Day 682 - Restarting from zero - https://golifelog.com/posts/restarting-from-zero-1668326266345

"Big companies and repeat entrepreneurs struggle to go from zero to one because they refuse to restart at zero." – [@naval](https://twitter.com/naval/status/1578435113766961153)

This is something I've been musing over, something I feel I want when it comes to my indie solopreneur journey.

*What does it truly feel like to restart from zero?*

- Spending the past 3 months away from building my products gave some perspective. I guess this is the kind of detox that helps you restart. Maybe 3 months isn't enough to actually go all the way back to zero, but too much and I fear I might forget altogether.
- To read other advice, tips and hacks on the internet and go, "We'll try and see" instead of lapping it up like a puppy dog. Healthy skepticism.
- To get disapproval and negative opinions from others—peers, friends, even folks you look up to—and not flinch. Same healthy skepticism.
- To have beginner's mind and ask "Why not?" instead of "No that's not how it's usually done." I kept thinking back at a decade ago when I just started and I was just making things up, improvising as I went. I want to go back full circle, to that blank slate.
- Not having assumptions that I know anything at all, and not having expectations that things will happen how I envision it.
- A state of relaxed focus, a kind of flow state, where I not too tight in my focus, yet also loose enough to look up and about, to see other opportunities popping up.
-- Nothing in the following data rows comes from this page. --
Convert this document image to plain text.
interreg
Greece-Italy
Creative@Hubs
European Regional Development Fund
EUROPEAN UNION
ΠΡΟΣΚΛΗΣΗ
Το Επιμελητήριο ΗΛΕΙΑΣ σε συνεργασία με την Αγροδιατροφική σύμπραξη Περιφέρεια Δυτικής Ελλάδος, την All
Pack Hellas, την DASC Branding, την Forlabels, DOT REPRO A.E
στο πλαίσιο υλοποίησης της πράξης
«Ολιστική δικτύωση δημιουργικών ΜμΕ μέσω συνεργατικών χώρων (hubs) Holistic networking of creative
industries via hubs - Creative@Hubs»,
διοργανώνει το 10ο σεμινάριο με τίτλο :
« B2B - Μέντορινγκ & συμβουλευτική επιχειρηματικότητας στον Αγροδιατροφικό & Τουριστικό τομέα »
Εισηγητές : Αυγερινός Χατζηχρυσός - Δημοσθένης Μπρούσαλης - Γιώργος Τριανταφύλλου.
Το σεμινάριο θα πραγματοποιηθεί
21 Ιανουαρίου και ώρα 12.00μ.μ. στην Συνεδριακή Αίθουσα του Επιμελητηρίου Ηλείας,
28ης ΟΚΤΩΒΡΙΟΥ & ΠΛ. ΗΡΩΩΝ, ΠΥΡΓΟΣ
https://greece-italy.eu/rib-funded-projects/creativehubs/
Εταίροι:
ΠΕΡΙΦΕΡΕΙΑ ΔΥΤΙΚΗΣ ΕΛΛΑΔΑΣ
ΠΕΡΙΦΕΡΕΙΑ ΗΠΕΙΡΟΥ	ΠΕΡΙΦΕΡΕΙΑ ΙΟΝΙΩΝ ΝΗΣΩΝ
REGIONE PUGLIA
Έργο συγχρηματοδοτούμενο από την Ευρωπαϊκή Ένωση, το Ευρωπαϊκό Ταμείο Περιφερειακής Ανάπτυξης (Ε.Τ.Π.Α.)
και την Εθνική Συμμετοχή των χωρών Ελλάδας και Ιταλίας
Even relaxed enough to go for stroll online or offline to flaneur and wander.

Restarting from zero, now.

Added 2 extra new features (show videos from Facebook, Vimeo) to the video button plugin based on a customer enquiry.. now let's hope he buys!

URL: https://videobutton.carrd.co/

💵 Sold yet another single license mobile navbar Carrd plugin (US$15)...thanks Richard!

[💸 REFUNDED due to buying wrong plugin] 💵 Sold yet another single license mobile navbar Carrd plugin (US$15)...thanks Sally!

Day 681 - Deploy straight to production - https://golifelog.com/posts/deploy-straight-to-production-1668235729994

One of the ‘secrets’ to @levelsio’s productivity is how he git commits straight to production with CMD+D:

"I commit with CMD+Enter git shortcut, no commit messages, straight to production. When I am coding I might be committing 3 times per minute or more etc. Uptime 99.99% no issues. I’m a bit different though 😅 This isn’t advice"

That resonated because that’s what I want to do too. I remember when I was coding Sheet2Bio, I enjoyed the process so much because I could play with code on Codepen, then edit the code directly in Github web and commit directly to production with a click of a button (Netlify takes care of everything). None of that nonsense of logging into Heroku, firing up terminal, writing a commit note, waiting for code to bundle while praying that nothing breaks, deploying to a staging site, and then repeat everything for production. All even if it’s just a single line of code, or a random style change.

That whole process is a barrier to constantly improving and working on my projects, like Lifelog. Whereas for Sheet2Bio when I was building it I was committing multiple times per day, because it’s all just HTML, CSS and Javascript!

I think Sheet2Bio opened up my eyes to what I prefer when it comes to coding my own products, even if that’s not considered industry best practice. @levelsio own self-taught approach resonated because it showed how it’s possible to build products that way.

With serverless and edge computing becoming more mainstream and convenient, I can imagine this approach to be easy to adopt.

Is it possible to build secure, performant SaaS using HTML, CSS and vanilla Javascript? No Javascript frameworks, no bundles, no npm. No installing of special software just to start coding, or to deploy. Everything goes to Github, and something like Netlify or Cloudflare will continuously deploy on a code commit.

Can’t wait to experiment more in this!